There were a few Eliteserien prediction models for the 2017 season, including the one on this site. Now that the season has ended, it's time to evaluate these models and see how well they did.
The models I’ll be comparing are our own ELO-model, the FiveThirtyEight Club Soccer Predictions, as well as the betting odds of Betsson. Yes, betting odds are predictions, even though their main goal is to make money and not guess the correct outcome. To go from odds to probability, I take 1 and divide by the odds for each of the outcomes of a match to get an raw probability. This usually adds up to more than 1 (the house needs a cut), so to get the model probability I take the raw probability of each outcome and divide by the sum of the probabilities for the match.
Before I dive into the evaluation, I’ll compare and contrast the models a bit and then do a summary of the season. As described, the betting odds aren’t mainly trying to predict the match outcomes, but in order to make money they have to predict fairly accurately. The Analytic Minds ELO-model (AMELO) uses past data about wins, draws and losses to predict the outcomes and is specifically developed for Eliteserien. The FiveThirtyEight model is part of a bigger project for club soccer predictions across a range of different leagues, with no special consideration for specific conditions in Eliteserien.

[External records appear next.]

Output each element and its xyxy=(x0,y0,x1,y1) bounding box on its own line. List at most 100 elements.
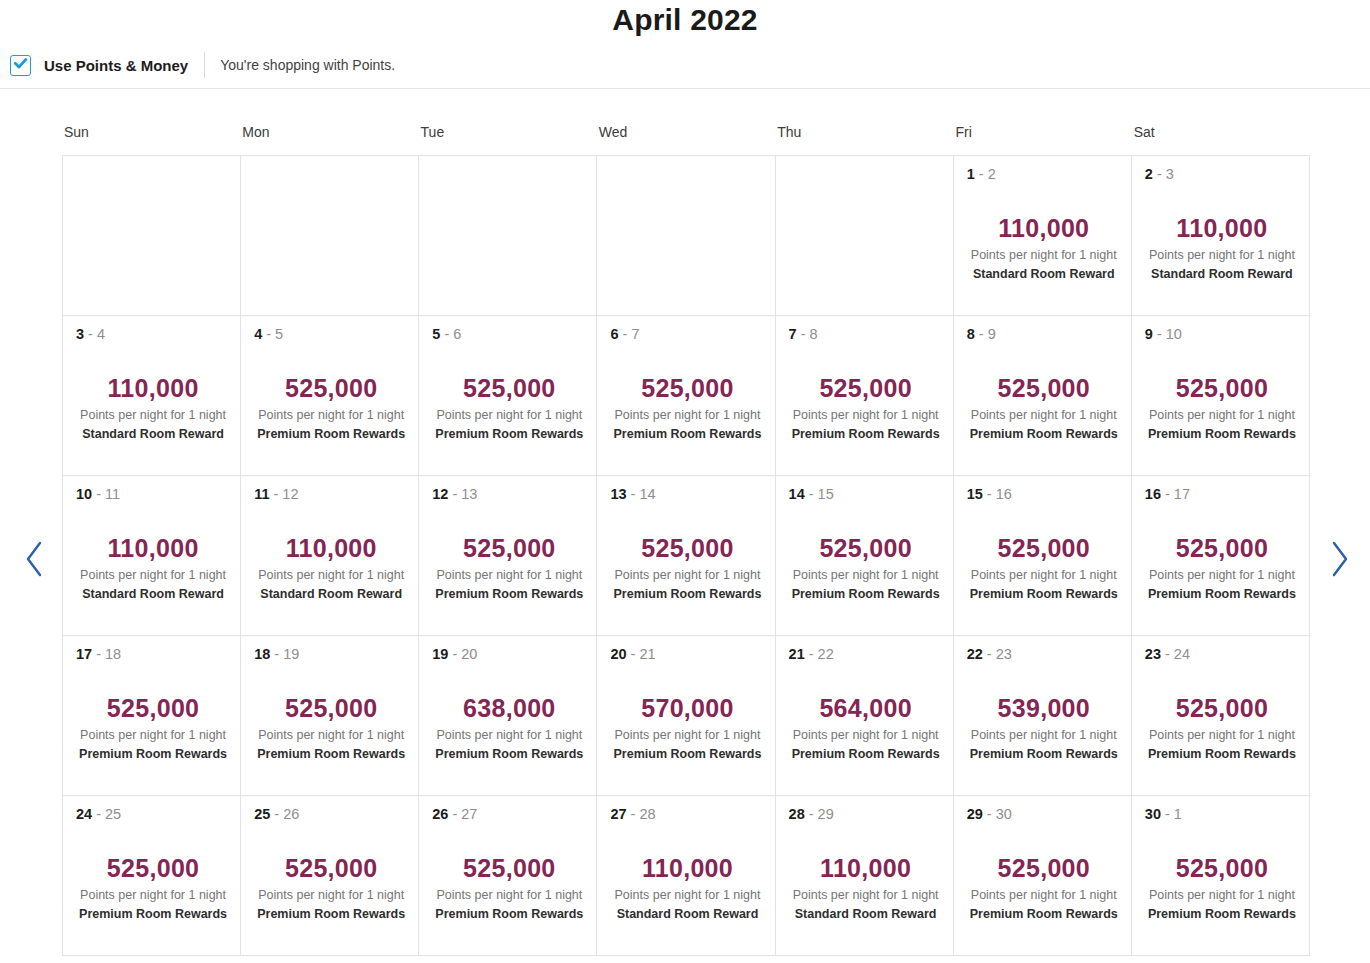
checkout-day: - 15 xyxy=(805,486,834,502)
calendar-cell[interactable]: 10 - 11110,000Points per night for 1 nig… xyxy=(63,476,241,636)
calendar-cell-empty xyxy=(419,156,597,316)
room-type-label: Premium Room Rewards xyxy=(1145,746,1299,762)
rate-info: 564,000Points per night for 1 nightPremi… xyxy=(789,693,943,762)
day-header: Sun xyxy=(62,124,240,140)
calendar-cell[interactable]: 29 - 30525,000Points per night for 1 nig… xyxy=(954,796,1132,956)
points-value: 539,000 xyxy=(967,693,1121,723)
use-points-money-checkbox[interactable] xyxy=(10,55,31,76)
calendar-cell[interactable]: 1 - 2110,000Points per night for 1 night… xyxy=(954,156,1132,316)
points-value: 110,000 xyxy=(76,533,230,563)
room-type-label: Standard Room Reward xyxy=(610,906,764,922)
checkin-day: 14 xyxy=(789,486,805,502)
calendar-cell-empty xyxy=(241,156,419,316)
points-value: 638,000 xyxy=(432,693,586,723)
page-title: April 2022 xyxy=(0,3,1370,37)
per-night-label: Points per night for 1 night xyxy=(610,727,764,743)
checkin-day: 29 xyxy=(967,806,983,822)
checkout-day: - 14 xyxy=(627,486,656,502)
checkout-day: - 19 xyxy=(270,646,299,662)
checkin-day: 3 xyxy=(76,326,84,342)
next-month-button[interactable] xyxy=(1326,536,1354,582)
checkin-day: 25 xyxy=(254,806,270,822)
day-header: Fri xyxy=(953,124,1131,140)
checkin-day: 28 xyxy=(789,806,805,822)
points-value: 525,000 xyxy=(610,533,764,563)
calendar-cell[interactable]: 27 - 28110,000Points per night for 1 nig… xyxy=(597,796,775,956)
checkout-day: - 5 xyxy=(262,326,283,342)
points-value: 525,000 xyxy=(789,373,943,403)
calendar-cell[interactable]: 13 - 14 525,000 Points per night for 1 nig… xyxy=(597,476,775,636)
calendar-cell[interactable]: 8 - 9525,000Points per night for 1 night… xyxy=(954,316,1132,476)
per-night-label: Points per night for 1 night xyxy=(254,887,408,903)
rate-info: 570,000Points per night for 1 nightPremi… xyxy=(610,693,764,762)
calendar-cell[interactable]: 15 - 16525,000Points per night for 1 nig… xyxy=(954,476,1132,636)
calendar-cell[interactable]: 17 - 18525,000Points per night for 1 nig… xyxy=(63,636,241,796)
calendar-cell[interactable]: 22 - 23539,000Points per night for 1 nig… xyxy=(954,636,1132,796)
date-range: 13 - 14 xyxy=(610,484,764,504)
room-type-label: Premium Room Rewards xyxy=(76,906,230,922)
room-type-label: Standard Room Reward xyxy=(967,266,1121,282)
rate-info: 525,000Points per night for 1 nightPremi… xyxy=(1145,373,1299,442)
checkout-day: - 24 xyxy=(1161,646,1190,662)
calendar-cell[interactable]: 28 - 29110,000Points per night for 1 nig… xyxy=(776,796,954,956)
date-range: 3 - 4 xyxy=(76,324,230,344)
date-range: 11 - 12 xyxy=(254,484,408,504)
calendar-cell[interactable]: 4 - 5525,000Points per night for 1 night… xyxy=(241,316,419,476)
checkin-day: 30 xyxy=(1145,806,1161,822)
points-value: 110,000 xyxy=(1145,213,1299,243)
calendar-cell[interactable]: 26 - 27525,000Points per night for 1 nig… xyxy=(419,796,597,956)
rate-info: 110,000Points per night for 1 nightStand… xyxy=(254,533,408,602)
per-night-label: Points per night for 1 night xyxy=(610,407,764,423)
calendar-cell[interactable]: 2 - 3110,000Points per night for 1 night… xyxy=(1132,156,1310,316)
points-value: 110,000 xyxy=(254,533,408,563)
calendar-cell[interactable]: 5 - 6525,000Points per night for 1 night… xyxy=(419,316,597,476)
per-night-label: Points per night for 1 night xyxy=(610,567,764,583)
use-points-money-label: Use Points & Money xyxy=(44,57,188,74)
points-value: 525,000 xyxy=(254,853,408,883)
calendar-cell[interactable]: 12 - 13525,000Points per night for 1 nig… xyxy=(419,476,597,636)
calendar-cell[interactable]: 3 - 4 110,000Points per night for 1 night… xyxy=(63,316,241,476)
date-range: 4 - 5 xyxy=(254,324,408,344)
rate-info: 539,000Points per night for 1 nightPremi… xyxy=(967,693,1121,762)
calendar-cell[interactable]: 14 - 15 525,000 Points per night for 1 nig… xyxy=(776,476,954,636)
check-icon xyxy=(13,56,28,75)
calendar-cell[interactable]: 9 - 10525,000Points per night for 1 nigh… xyxy=(1132,316,1310,476)
calendar-cell[interactable]: 18 - 19525,000Points per night for 1 nig… xyxy=(241,636,419,796)
per-night-label: Points per night for 1 night xyxy=(789,567,943,583)
checkin-day: 6 xyxy=(610,326,618,342)
previous-month-button[interactable] xyxy=(20,536,48,582)
per-night-label: Points per night for 1 night xyxy=(967,567,1121,583)
rate-info: 525,000 Points per night for 1 night Premi… xyxy=(254,853,408,922)
date-range: 21 - 22 xyxy=(789,644,943,664)
rate-info: 525,000Points per night for 1 nightPremi… xyxy=(76,693,230,762)
calendar-cell[interactable]: 20 - 21570,000Points per night for 1 nig… xyxy=(597,636,775,796)
calendar-cell[interactable]: 11 - 12 110,000Points per night for 1 nig… xyxy=(241,476,419,636)
calendar-cell[interactable]: 7 - 8525,000Points per night for 1 night… xyxy=(776,316,954,476)
rate-info: 525,000Points per night for 1 nightPremi… xyxy=(610,533,764,602)
room-type-label: Standard Room Reward xyxy=(76,586,230,602)
checkin-day: 26 xyxy=(432,806,448,822)
points-value: 110,000 xyxy=(967,213,1121,243)
calendar-cell[interactable]: 30 - 1525,000Points per night for 1 nigh… xyxy=(1132,796,1310,956)
room-type-label: Premium Room Rewards xyxy=(789,586,943,602)
rate-info: 525,000Points per night for 1 nightPremi… xyxy=(1145,693,1299,762)
calendar-cell[interactable]: 25 - 26525,000Points per night for 1 nig… xyxy=(241,796,419,956)
checkout-day: - 13 xyxy=(448,486,477,502)
calendar-cell[interactable]: 6 - 7525,000Points per night for 1 night… xyxy=(597,316,775,476)
day-header: Wed xyxy=(597,124,775,140)
rate-info: 525,000Points per night for 1 nightPremi… xyxy=(967,533,1121,602)
calendar-cell[interactable]: 21 - 22 564,000Points per night for 1 nig… xyxy=(776,636,954,796)
calendar-grid: 1 - 2110,000Points per night for 1 night… xyxy=(62,155,1310,956)
rate-info: 110,000Points per night for 1 nightStand… xyxy=(76,373,230,442)
points-value: 525,000 xyxy=(789,533,943,563)
calendar-cell[interactable]: 16 - 17525,000Points per night for 1 nig… xyxy=(1132,476,1310,636)
calendar-cell[interactable]: 24 - 25525,000Points per night for 1 nig… xyxy=(63,796,241,956)
per-night-label: Points per night for 1 night xyxy=(789,887,943,903)
calendar-cell[interactable]: 23 - 24525,000Points per night for 1 nig… xyxy=(1132,636,1310,796)
rate-info: 525,000Points per night for 1 nightPremi… xyxy=(1145,533,1299,602)
calendar-cell[interactable]: 19 - 20638,000Points per night for 1 nig… xyxy=(419,636,597,796)
room-type-label: Premium Room Rewards xyxy=(254,906,408,922)
room-type-label: Standard Room Reward xyxy=(1145,266,1299,282)
calendar-cell-empty xyxy=(597,156,775,316)
checkin-day: 24 xyxy=(76,806,92,822)
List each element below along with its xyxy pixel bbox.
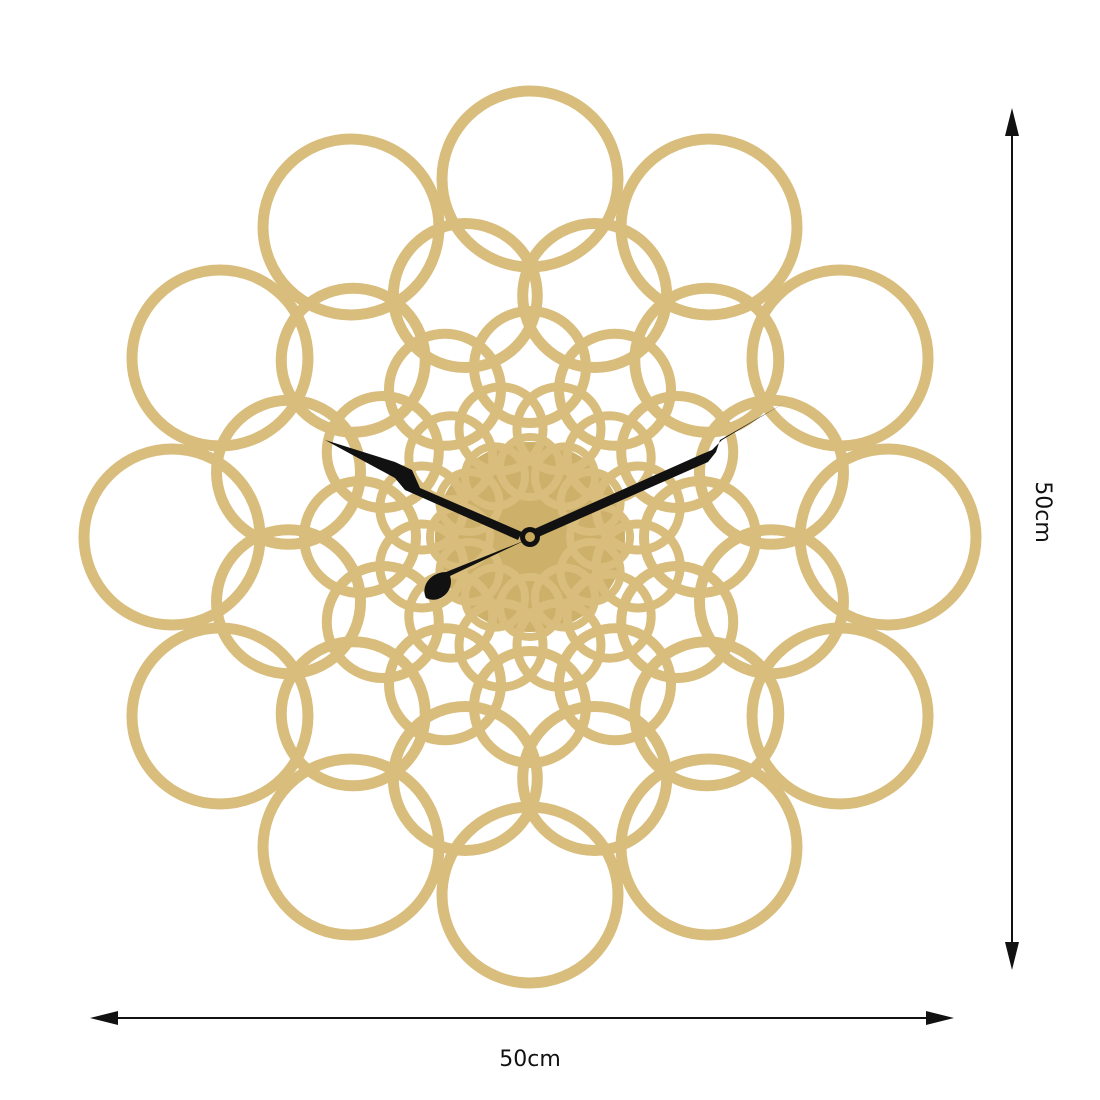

The season ended with 118 games won by the home team, 63 by the away team, while 59 games ended in a draw (49.2%, 24.6% and 26.3%). This is more or less in line with the historical average over the last few seasons, with a small increase in home-field advantage.
Now for the evaluation itself. I’ll be using two approaches; Ranked Probability Score (RPS),1As described in Solving the problem of inadequate scoring rules for assessing probabilistic football forecast models by Constantinou and Fenton. as well as the area under the curve (AUC) of the receiver operating characteristic (ROC) curve.
RPS basically measures how close your predictions were, and punishes the model more for predicting a home win than a draw if the game was won by the away team. Say one model predicted a 50% chance of home win, 20% of draw and 30% chance the away team would win, while a second had 20%, 50% and 30%. Since the away team won, the second model will score better because it was closer to being a drawn match than a win for the home team. (The first model would have an RPS of 0.37, while the second would have 0.265. The closer to 0 the better the model).
The ROC on the other hand, basically ranks the predictions and measures how well it identifies the correct outcome. This creates a curve, and the larger the area under that curve, the better the model is at distinguishing between high and low probability events. Basically, a 70% probability event should happen more often than a 50%, which in turn should happen more than 20% probability event.
In the table below I have listed the average RPS per round, as well as the average of all matches. In addition, I’ve listed the game outcomes of each round. The scores are color coded with blue being good scores and red bad. Each round's "winner" is highlighted and with a border.
As can be seen, Betsson “won” 60% of the rounds and also had the lowest average. The remaining rounds were split between AMELO and FiveThirtyEight, although AMELO ended up with a lower score overall. Most of the time the two models were close, and they each had the lower score in half the matches. The game with the single biggest difference was the July 9th game between Stabæk and Brann. AMELO set the probabilities at 31.4%, 26.7% and 41.9%, while FiveThirtyEight were more bullish on Brann and had 21%, 21% and 58%. The game ended 2-0 Stabæk, which resulted in an RPS of 0.323 for AMELO and 0.48 for FiveThirtyEight.
It also makes sense that a betting company would perform the best out of these models, as each game is carefully analyzed and real money is on the table. The other two models are algorithms that do not adjust for single game factors. This is particularly evident in the last round of the season, where Betsson performed much better than the others. Particularly with respect to Sogndal-Vålerenga, where Sogndal was fighting to avoid relegation while Vålerenga had nothing to play for. Betsson had Sogndal at 51.8% chance of winning, while AMELO had 35.2% and FiveThirtyEight 31%. Sogndal won 5-2 to get a new chance at securing a spot in next season's Eliteserie.
Once again, Betsson won comfortably with an AUC of 0.672. This time, FiveThirtyEight (0.647) were much closer to AMELO (0.653), once again indicating that the models were fairly close. AMELO's small advantage mostly happened in the range where the predictions were between 30% and 40%, while they tracked each other almost perfectly the rest of the time.
In conclusion, of the Eliteserien prediction models in available for 2017, the betting company made the most accurate one. Of the two remaining models, the ELO-based one outperformed the offensive/defensive rating one. While I'm extremely happy with that, it should be noted that AMELO is optimized for the Norwegian league, while the FiveThirtyEight one is not. It will be interesting to see how these perform in 2018, and if there will be other models as well. This season, KroneBall had a model that was active for half the season, while OddsModel published overviews and predictions for certain games. We will see what happens in 2018.